Prof Karanja Njoroge, the chairman of Public Interest Stakeholders in Scrap Metal Industry, which is agitating for the approval of the Bill, says the proposed law is long overdue in curbing vandalism. “We encourage the use of scrap metal as a resource. But we must have rules and regulations on how one acquires, uses and disposes it.

The proposed fines are acceptable to act as a deterrent to unscrupulous traders,” he states. He says imposing a hefty fee on those acquiring dealing license will reduce the number of dealers and boost accountability. According to the chairman, Kenya is losing over Sh16 billion annually to vandals who target public utilities, with Kenya Power among the top casualties. The company recently said it is incurring a cost of Sh3 billion per year replacing vandalised transformers and cables.

Banned export

The Government banned the export of scrap aluminum, steel as well as copper cables four years ago, with the East African Community banning member states from exporting scrap metal in the region. But export data shows that the trade continues, with scrap metal exports fetching Sh2.8 billion last year, almost triple the Sh1 billion earned in 2011. China remains the leading destination.

Prof Njoroge says Kenya is doing itself a great disservice by exporting metal. “We are exporting raw materials that would help us industrialise. And helping other countries industrialise, when we should be exporting ready-made metal products ourselves,” he says. “We have no nation to build when we encourage scrap metal exports”. He says other countries are readily exploiting Kenya’s naivety and lax laws, much to the detriment of the economy. “We are exporting recently acquired metal, with the involved country re-exporting them back to us weeks later as finished products. This does not make any economic sense to Kenya,” he charges.

The chairman calls on Kenya to borrow a leaf from Japan, which leads in car manufacturing despite not producing any iron ore. “They just make good use of recycled products,” he states.

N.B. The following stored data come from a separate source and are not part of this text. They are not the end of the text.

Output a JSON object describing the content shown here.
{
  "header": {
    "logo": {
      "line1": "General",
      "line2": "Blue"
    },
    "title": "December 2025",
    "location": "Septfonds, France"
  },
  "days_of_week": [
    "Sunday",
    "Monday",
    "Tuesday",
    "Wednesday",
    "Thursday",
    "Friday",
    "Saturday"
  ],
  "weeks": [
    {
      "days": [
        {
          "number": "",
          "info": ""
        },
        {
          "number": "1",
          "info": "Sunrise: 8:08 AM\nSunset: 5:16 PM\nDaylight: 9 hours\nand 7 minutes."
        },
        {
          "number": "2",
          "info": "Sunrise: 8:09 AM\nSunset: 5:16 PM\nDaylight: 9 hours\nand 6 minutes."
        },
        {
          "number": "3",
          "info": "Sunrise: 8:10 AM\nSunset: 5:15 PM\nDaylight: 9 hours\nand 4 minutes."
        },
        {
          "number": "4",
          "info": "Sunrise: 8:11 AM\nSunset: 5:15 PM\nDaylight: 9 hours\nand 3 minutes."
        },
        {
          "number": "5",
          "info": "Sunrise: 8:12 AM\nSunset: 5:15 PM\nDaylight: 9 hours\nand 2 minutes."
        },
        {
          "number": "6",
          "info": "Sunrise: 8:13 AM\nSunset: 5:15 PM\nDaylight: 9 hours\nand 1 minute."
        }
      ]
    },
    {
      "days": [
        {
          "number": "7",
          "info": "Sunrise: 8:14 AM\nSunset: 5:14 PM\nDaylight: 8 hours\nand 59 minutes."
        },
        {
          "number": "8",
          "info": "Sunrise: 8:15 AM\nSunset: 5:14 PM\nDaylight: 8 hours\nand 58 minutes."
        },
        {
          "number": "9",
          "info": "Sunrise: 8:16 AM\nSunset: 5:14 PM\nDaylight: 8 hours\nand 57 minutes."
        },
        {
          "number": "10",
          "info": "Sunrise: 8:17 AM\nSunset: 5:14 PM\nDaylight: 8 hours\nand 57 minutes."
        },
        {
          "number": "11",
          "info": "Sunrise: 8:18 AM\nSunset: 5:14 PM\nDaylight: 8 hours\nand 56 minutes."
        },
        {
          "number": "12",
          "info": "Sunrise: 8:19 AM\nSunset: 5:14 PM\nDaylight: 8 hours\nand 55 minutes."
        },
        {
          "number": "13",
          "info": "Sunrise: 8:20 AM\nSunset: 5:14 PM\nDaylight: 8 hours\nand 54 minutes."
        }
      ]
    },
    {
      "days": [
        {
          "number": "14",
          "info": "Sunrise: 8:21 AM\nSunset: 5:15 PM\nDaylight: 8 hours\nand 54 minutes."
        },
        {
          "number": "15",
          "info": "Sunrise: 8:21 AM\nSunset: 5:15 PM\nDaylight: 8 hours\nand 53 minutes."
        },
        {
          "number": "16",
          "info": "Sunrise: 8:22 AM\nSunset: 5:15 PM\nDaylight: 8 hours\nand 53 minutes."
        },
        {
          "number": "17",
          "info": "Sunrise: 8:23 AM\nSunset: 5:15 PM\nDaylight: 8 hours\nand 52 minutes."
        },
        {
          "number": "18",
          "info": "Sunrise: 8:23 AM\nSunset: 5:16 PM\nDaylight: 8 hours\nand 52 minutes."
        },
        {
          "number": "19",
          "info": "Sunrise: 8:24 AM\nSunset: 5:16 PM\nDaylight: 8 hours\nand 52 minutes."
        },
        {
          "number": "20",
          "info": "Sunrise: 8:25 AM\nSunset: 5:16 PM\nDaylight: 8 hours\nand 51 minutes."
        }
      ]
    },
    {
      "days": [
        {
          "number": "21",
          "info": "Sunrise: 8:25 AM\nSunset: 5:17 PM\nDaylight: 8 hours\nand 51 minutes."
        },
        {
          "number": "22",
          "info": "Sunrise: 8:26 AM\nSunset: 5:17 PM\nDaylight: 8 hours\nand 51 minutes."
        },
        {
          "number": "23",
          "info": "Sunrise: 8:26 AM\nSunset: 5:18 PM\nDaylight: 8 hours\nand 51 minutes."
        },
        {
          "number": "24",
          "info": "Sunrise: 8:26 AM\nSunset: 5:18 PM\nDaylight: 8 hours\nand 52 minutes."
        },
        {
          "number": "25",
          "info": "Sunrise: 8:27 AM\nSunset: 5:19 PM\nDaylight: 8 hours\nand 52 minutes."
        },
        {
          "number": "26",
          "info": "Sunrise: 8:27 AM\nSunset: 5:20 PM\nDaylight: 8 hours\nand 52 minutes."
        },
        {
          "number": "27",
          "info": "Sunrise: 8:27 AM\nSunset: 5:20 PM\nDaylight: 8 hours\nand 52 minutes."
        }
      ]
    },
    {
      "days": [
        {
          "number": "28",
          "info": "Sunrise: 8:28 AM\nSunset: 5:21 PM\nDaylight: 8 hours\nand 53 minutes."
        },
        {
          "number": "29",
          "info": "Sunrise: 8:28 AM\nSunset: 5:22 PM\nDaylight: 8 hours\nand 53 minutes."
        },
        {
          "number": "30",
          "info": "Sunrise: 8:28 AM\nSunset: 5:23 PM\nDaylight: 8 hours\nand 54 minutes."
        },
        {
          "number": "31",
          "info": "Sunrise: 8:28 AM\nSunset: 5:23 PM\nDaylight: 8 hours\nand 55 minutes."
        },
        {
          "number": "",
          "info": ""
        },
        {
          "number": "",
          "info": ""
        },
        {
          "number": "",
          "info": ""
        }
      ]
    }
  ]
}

He notes that while the Government has taken long to react to the vandalism menace, the war won’t be won even if the Bill is approved.

“No law will ever win this war on its own. That is why we are still exporting steel when the law prohibits this. We have to teach our children how to safeguard property, especially public utility assets,” he advises. “Otherwise, scrap metal dealers are very powerful and will ensure the status quo remains”.